160. The method of claim 64, wherein the additional therapeutic agent is an immunomodulator.

161. The method of any of claims 1-63, further comprising administering a therapeutically effective amount of at least one other therapeutic agent or composition thereof selected from the group consisting of a corticosteroid, an anti-inflammatory signal transduction modulator, a 2-adrenoreceptor agonist bronchodilator, an anticholinergic, a mucolytic agent, hypertonic saline and other drugs for treating a 2019-nCoV infection; or mixtures thereof.

162. The method of any of claims 1-63, wherein a 2019-nCoV polymerase is inhibited.

163. A compound as described in any of claims 1-63, or a pharmaceutically acceptable salt or ester thereof, for use in treating a 2019-nCoV virus infection in a human.

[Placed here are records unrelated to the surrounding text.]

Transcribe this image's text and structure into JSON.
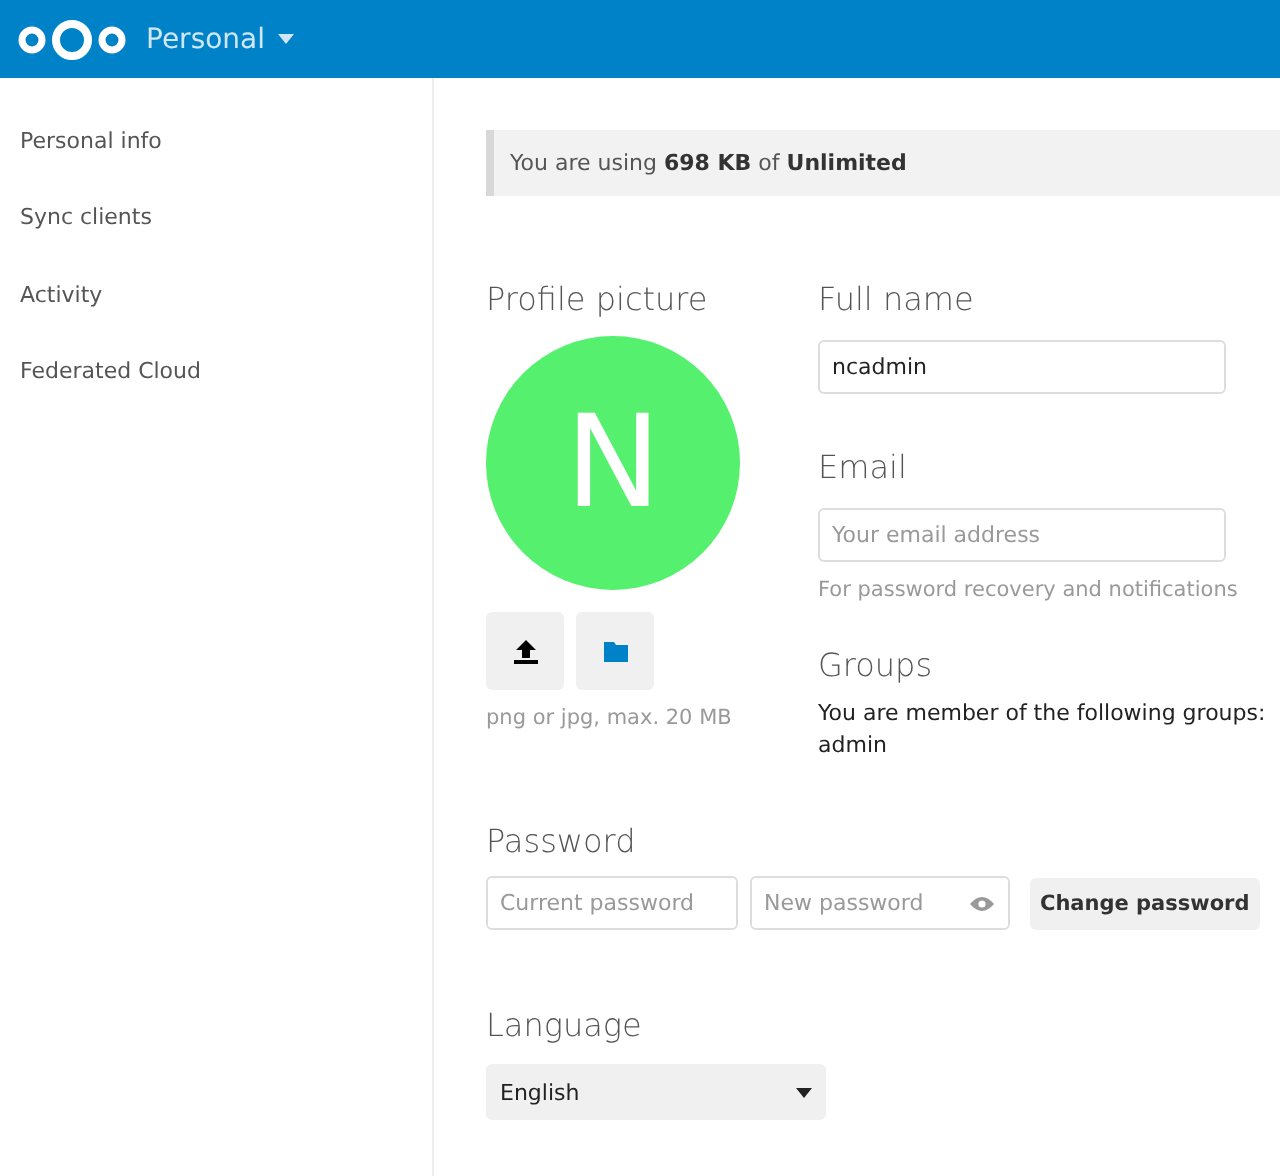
{
  "header": {
    "app_menu": "Personal"
  },
  "sidebar": {
    "items": [
      {
        "label": "Personal info",
        "selected": false
      },
      {
        "label": "Sync clients",
        "selected": false
      },
      {
        "label": "Activity",
        "selected": false
      },
      {
        "label": "Federated Cloud",
        "selected": false
      }
    ]
  },
  "quota": {
    "text": "You are using **698 KB** of **Unlimited**"
  },
  "profile_picture": {
    "title": "Profile picture",
    "initial": "N",
    "color": "#55f06d",
    "hint": "png or jpg, max. 20 MB"
  },
  "full_name": {
    "title": "Full name",
    "value": "ncadmin"
  },
  "email": {
    "title": "Email",
    "placeholder": "Your email address",
    "hint": "For password recovery and notifications"
  },
  "groups": {
    "title": "Groups",
    "text": "You are member of the following groups:",
    "list": "admin"
  },
  "password": {
    "title": "Password",
    "current_placeholder": "Current password",
    "new_placeholder": "New password",
    "button": "Change password"
  },
  "language": {
    "title": "Language",
    "value": "English"
  }
}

164. The use of a compound as described in any of claims 1-63, or a pharmaceutically acceptable salt or ester thereof, for use in the preparation of a medicament useful in treating a 2019-nCoV virus infection in a human.

165. A kit comprising one or more individual dosage units of a compound selected from those described in claims 1-63, or a pharmaceutically acceptable salt, ester, stereoisomer, hydrate, solvate, mixture of stereoisomers, or tautomer thereof, and directions for their use in treating a 2019-nCoV viral infection in a human.

166. The kit of claim 165, further comprising the additional therapeutic agent of any one of claims 64-165.